Effects of Surface Condition on the Fatigue Behavior of CFRP-to-Steel Joints

Abstract

The strengthening of steel bridges using CFRP laminates has become a commonly used technique because of its numerous advantages compared to conventional repairs which involve welding or bolting of new steel plates. These structures will experience some sort of irregular cyclic loading during their lifetime and to analyze these complex loading cases, small scale testing is used to evaluate the fatigue performance between the steel substrate, adhesive layer and the CFRP laminate. In this research, double-strap joints (DSJ) were fabricated consisting of two high-modulus CFRP laminates and ASTM A36 steel plates bonded using a two-part epoxy adhesive.

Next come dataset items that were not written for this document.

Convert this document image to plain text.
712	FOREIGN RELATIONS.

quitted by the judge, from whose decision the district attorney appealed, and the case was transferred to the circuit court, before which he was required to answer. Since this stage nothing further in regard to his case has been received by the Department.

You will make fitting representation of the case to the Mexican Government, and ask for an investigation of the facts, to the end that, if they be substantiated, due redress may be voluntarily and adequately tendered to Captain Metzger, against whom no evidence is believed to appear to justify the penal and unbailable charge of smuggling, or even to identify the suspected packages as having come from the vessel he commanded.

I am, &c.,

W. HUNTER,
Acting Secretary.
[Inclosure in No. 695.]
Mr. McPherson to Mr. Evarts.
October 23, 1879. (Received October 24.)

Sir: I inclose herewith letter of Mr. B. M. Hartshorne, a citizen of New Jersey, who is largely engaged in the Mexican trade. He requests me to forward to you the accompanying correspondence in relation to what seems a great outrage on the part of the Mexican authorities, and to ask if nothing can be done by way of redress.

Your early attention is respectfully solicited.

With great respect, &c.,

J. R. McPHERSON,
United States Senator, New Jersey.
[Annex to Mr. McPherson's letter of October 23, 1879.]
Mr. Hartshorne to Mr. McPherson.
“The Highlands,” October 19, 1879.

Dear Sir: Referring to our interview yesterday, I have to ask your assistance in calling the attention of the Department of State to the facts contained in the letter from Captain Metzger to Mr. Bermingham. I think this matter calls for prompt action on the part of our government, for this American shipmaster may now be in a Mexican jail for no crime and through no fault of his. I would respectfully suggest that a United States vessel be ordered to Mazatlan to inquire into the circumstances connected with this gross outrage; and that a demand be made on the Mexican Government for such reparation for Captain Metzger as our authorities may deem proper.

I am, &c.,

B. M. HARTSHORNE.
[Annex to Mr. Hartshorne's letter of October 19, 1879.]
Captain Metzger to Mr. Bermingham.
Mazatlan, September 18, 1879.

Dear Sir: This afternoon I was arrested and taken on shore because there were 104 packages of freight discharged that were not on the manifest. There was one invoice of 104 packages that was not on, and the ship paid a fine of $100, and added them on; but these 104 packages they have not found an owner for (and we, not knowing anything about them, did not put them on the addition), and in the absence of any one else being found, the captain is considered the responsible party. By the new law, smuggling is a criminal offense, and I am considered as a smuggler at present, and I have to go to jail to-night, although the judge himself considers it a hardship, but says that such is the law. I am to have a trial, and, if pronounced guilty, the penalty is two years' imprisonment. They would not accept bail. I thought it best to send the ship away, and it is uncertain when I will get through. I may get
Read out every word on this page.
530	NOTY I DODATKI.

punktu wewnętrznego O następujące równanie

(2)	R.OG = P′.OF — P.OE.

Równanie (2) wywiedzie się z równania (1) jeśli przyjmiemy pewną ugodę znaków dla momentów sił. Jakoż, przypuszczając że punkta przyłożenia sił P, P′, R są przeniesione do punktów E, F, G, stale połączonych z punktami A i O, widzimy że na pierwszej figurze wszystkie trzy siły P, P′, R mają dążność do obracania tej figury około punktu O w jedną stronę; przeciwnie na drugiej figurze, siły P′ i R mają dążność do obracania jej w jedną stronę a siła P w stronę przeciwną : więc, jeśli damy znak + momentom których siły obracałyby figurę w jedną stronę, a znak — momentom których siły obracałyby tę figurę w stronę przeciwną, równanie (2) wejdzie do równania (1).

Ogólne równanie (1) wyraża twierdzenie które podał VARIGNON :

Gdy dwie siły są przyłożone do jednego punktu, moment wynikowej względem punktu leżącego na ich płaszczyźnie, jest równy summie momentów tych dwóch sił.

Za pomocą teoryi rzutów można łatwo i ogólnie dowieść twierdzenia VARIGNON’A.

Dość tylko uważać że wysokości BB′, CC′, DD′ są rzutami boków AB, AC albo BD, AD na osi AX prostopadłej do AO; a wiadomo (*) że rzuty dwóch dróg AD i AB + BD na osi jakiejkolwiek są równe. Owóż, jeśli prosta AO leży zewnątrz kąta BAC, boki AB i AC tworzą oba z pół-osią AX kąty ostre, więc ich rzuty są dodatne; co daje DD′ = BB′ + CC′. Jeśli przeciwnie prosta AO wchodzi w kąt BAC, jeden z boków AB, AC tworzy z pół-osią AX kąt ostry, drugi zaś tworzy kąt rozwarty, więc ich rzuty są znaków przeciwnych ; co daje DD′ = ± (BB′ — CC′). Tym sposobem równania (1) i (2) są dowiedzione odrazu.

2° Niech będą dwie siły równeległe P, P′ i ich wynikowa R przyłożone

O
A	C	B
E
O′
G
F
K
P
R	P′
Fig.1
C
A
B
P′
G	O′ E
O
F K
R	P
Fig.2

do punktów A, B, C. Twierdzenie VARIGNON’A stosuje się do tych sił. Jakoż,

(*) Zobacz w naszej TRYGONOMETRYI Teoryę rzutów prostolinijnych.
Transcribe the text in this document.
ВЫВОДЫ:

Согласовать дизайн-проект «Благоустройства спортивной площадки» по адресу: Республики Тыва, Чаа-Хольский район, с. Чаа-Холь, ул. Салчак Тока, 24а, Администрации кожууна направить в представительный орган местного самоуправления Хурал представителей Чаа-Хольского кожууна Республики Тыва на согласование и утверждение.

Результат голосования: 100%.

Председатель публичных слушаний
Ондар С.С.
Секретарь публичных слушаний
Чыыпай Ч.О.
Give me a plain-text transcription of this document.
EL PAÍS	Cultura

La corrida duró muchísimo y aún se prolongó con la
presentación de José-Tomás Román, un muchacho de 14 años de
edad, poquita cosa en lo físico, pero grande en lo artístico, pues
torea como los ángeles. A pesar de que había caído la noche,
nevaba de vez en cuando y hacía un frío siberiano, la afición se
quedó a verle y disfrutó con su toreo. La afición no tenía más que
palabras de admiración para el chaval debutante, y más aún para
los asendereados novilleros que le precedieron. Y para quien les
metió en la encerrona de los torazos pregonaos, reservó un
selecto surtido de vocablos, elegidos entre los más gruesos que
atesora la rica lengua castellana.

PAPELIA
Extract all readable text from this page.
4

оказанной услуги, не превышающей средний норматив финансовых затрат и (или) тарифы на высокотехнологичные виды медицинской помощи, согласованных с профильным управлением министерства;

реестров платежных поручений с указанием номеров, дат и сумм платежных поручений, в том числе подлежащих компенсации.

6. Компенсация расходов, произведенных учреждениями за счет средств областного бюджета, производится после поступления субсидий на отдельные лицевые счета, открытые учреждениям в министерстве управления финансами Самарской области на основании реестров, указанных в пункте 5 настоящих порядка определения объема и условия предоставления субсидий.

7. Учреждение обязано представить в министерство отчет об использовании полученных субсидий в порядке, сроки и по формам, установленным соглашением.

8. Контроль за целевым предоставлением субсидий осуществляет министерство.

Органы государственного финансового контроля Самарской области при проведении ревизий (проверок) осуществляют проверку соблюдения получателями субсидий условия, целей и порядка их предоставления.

Two types of steel surface conditions were considered to evaluate the fatigue behavior under constant force amplitudes. Roughness on the steel substrate was achieved by ½ in (13 mm) diameter pits approximately 1/8 in (3.18 mm) deep to simulate an irregular surface. The results show that the surface condition has marginal influence on the total life of the specimens. To assess the damage accumulation in the DSJ, phenomenological methods like the nonlinear strength wearout Model (NLSW) and stiffness degradation were used. It was found that residual strength and stiffness decreased in a non-linear fashion. A non-linear model was used that agrees well with the experimental results and can be used to predict the residual strength of the specimens under variable amplitude fatigue (VAF).